Thursday, October 19, 2006

Bug Me Not

A few years ago, my sister lived in an apartment that was attractive to large, flying roaches. In her opinion, which I share, it was actually attractive to just one large, flying roach. She was too creeped out to touch the thing, and her then-boyfriend (now, husband) doesn't kill bugs. He humanely releases them into the wild, where they're free to return to the nice warm apartment with the easy food.

Lilsis has written humorously in the past about her partner's experiences with "helping" spiders, but this story needs to be told in his own words.

So, today, without permission, I'm totally plagiarizing an email my sister's new husband wrote to his family a couple of years ago, after the first roach sighting. Here's hoping it doesn't bring a plague of roaches (or spiders) upon my house.

Lilsis does not like roaches. More specifically, roaches in her house; it's the "in the house part" that is the key. Anyway, while I was out errand-ing yesterday she called and had been "surprised" by a visiting member of the roach family. She quickly hurled a book at it, but it eluded her death strike and went missing for the remainder of the day.

When I got to her place after work, we resumed cleaning her room (which is what she had been working on earlier in the day). I was assigned to the "dangerous area"- under the bed--and Lilsis was folding clothes on the opposite side of her bedroom. Well, we cleaned for a while, made some headway, and no roach was to be seen. That is, until I saw that it was sitting on her back. Now, my view was that the roach was trying to apologize for his intrusion in her abode by giving her a warm embrace . . . Lilsis felt differently about the matter.

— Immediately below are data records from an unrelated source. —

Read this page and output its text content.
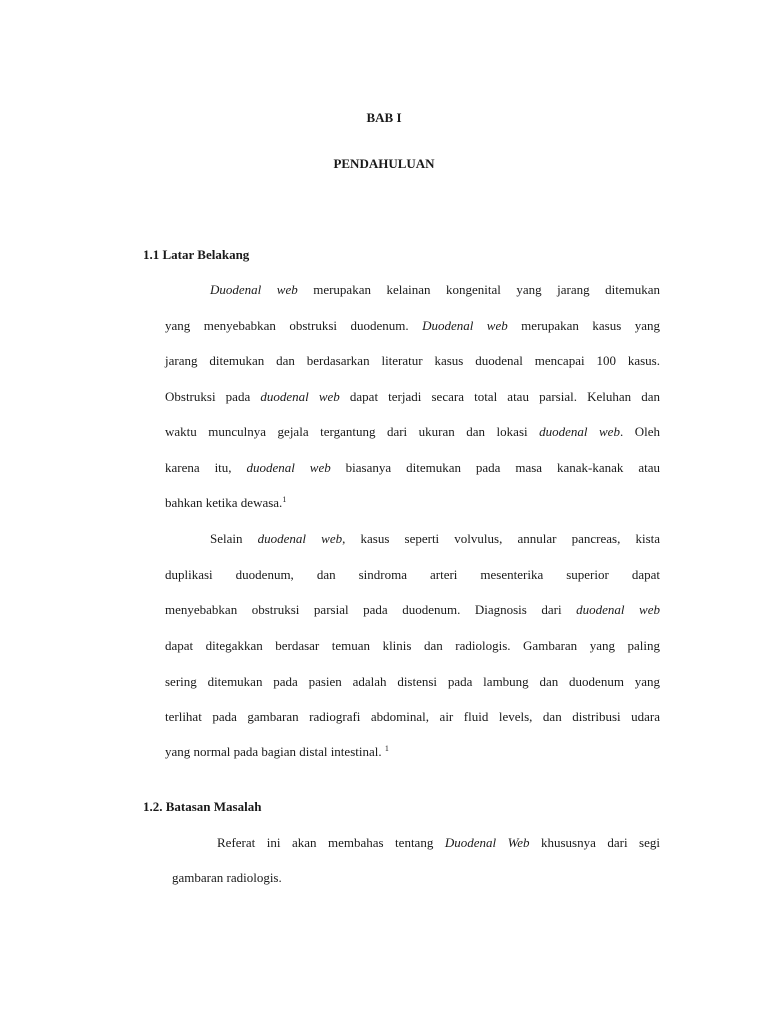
BAB I
PENDAHULUAN
1.1 Latar Belakang
Duodenal web merupakan kelainan kongenital yang jarang ditemukan
yang menyebabkan obstruksi duodenum. Duodenal web merupakan kasus yang
jarang ditemukan dan berdasarkan literatur kasus duodenal mencapai 100 kasus.
Obstruksi pada duodenal web dapat terjadi secara total atau parsial. Keluhan dan
waktu munculnya gejala tergantung dari ukuran dan lokasi duodenal web. Oleh
karena itu, duodenal web biasanya ditemukan pada masa kanak-kanak atau
bahkan ketika dewasa.$^1$
Selain duodenal web, kasus seperti volvulus, annular pancreas, kista
duplikasi duodenum, dan sindroma arteri mesenterika superior dapat
menyebabkan obstruksi parsial pada duodenum. Diagnosis dari duodenal web
dapat ditegakkan berdasar temuan klinis dan radiologis. Gambaran yang paling
sering ditemukan pada pasien adalah distensi pada lambung dan duodenum yang
terlihat pada gambaran radiografi abdominal, air fluid levels, dan distribusi udara
yang normal pada bagian distal intestinal. $^1$
1.2. Batasan Masalah
Referat ini akan membahas tentang Duodenal Web khususnya dari segi
gambaran radiologis.
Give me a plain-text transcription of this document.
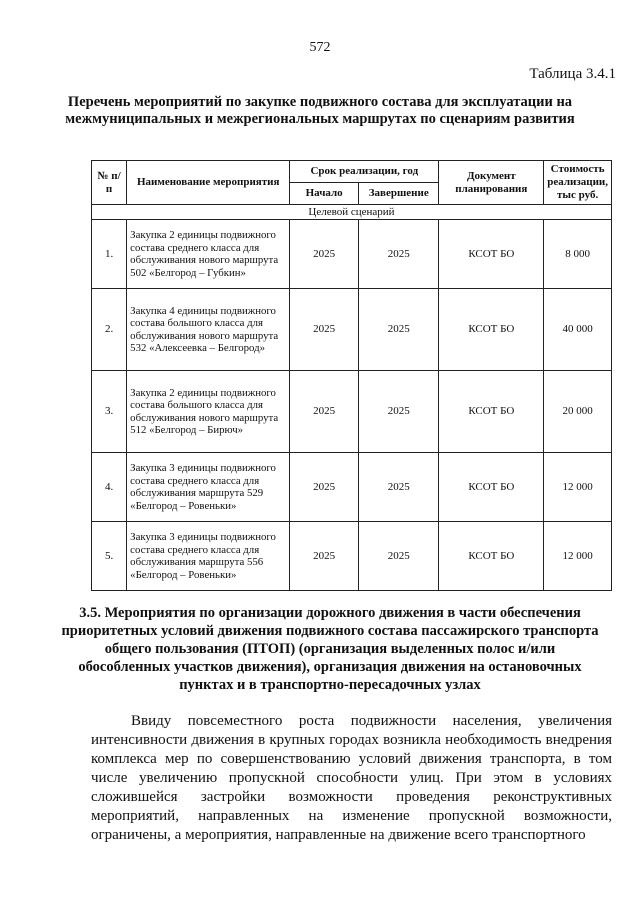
572
Таблица 3.4.1
Перечень мероприятий по закупке подвижного состава для эксплуатации на межмуниципальных и межрегиональных маршрутах по сценариям развития
№ п/п	Наименование мероприятия	Срок реализации, год		Документ планирования	Стоимость реализации, тыс руб.
		Начало	Завершение		
Целевой сценарий					
1.	Закупка 2 единицы подвижного состава среднего класса для обслуживания нового маршрута 502 «Белгород – Губкин»	2025	2025	КСОТ БО	8 000
2.	Закупка 4 единицы подвижного состава большого класса для обслуживания нового маршрута 532 «Алексеевка – Белгород»	2025	2025	КСОТ БО	40 000
3.	Закупка 2 единицы подвижного состава большого класса для обслуживания нового маршрута 512 «Белгород – Бирюч»	2025	2025	КСОТ БО	20 000
4.	Закупка 3 единицы подвижного состава среднего класса для обслуживания маршрута 529 «Белгород – Ровеньки»	2025	2025	КСОТ БО	12 000
5.	Закупка 3 единицы подвижного состава среднего класса для обслуживания маршрута 556 «Белгород – Ровеньки»	2025	2025	КСОТ БО	12 000
3.5. Мероприятия по организации дорожного движения в части обеспечения приоритетных условий движения подвижного состава пассажирского транспорта общего пользования (ПТОП) (организация выделенных полос и/или обособленных участков движения), организация движения на остановочных пунктах и в транспортно-пересадочных узлах

Ввиду повсеместного роста подвижности населения, увеличения интенсивности движения в крупных городах возникла необходимость внедрения комплекса мер по совершенствованию условий движения транспорта, в том числе увеличению пропускной способности улиц. При этом в условиях сложившейся застройки возможности проведения реконструктивных мероприятий, направленных на изменение пропускной возможности, ограничены, а мероприятия, направленные на движение всего транспортного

As soon as I saw it, I calmly rolled up whatever piece of paper I had in my hand and slowly and stealthily walked over behind her. My first swing at the roach failed to knock it off, but it did alert Lilsis, and she immediately knew what was happening. At that moment Lilsis immediately sprang into a convulsion of screams, jumping and swatting, while either I, with my second swing, or she with her hand—there's still debate—knocked the roach off of her. She had rocketed to her bed where she continued to get the heebie-jeebies and scream, and Orion (the enormous dog) not knowing what to do with himself, ran laps over the bed and on the floor until he realized that our major concern at the moment was not with him being on the bed and so he sat on my pillow and cleaned himself.

The roach being either stunned or crafty sat on the floor motionless—undoubtedly trying to camouflage its brown self on the orange carpet: not a very effective tactical decision. I found a glass and a piece of paper and contained the intruder. He was freed outside and the apartment is, for now, roach-free. All in a day's work.


Good job, Lilsis. Laughter is important in a marriage.

6 comments:

Rob Monroe said...

I sure hope that you have given her some sort of roach-related gift since then! Stuffed, plastic, something along those fun lines.

My brother has the same issues with spiders, which makes it funny that my little sister's college mascot is, of course, a spider!

Anonymous said...

Great short story. Too cute this must have been to watch.

Sarahlynn said...

Rob, I could never do that, because my issues became her issues.

Rebecca, indeed!

PPB, exactly! That is the best part!

ccw said...

This is hysterical!

Unknown said...

Ugh!!! *shudders*

It was ON HER BACK!!!

*shudders*

grace said...

hahaha everytime i read this i laugh all over and then want to cry a little :). Seriously, no roach gifts please! I recently had a client tell me a roach story and had real nightmares for two nights...no lie.
Everytime my lovely husband suggests decensitization techniques I suggest dropping a snake in his lap. (he's terrified of snakes hehehee).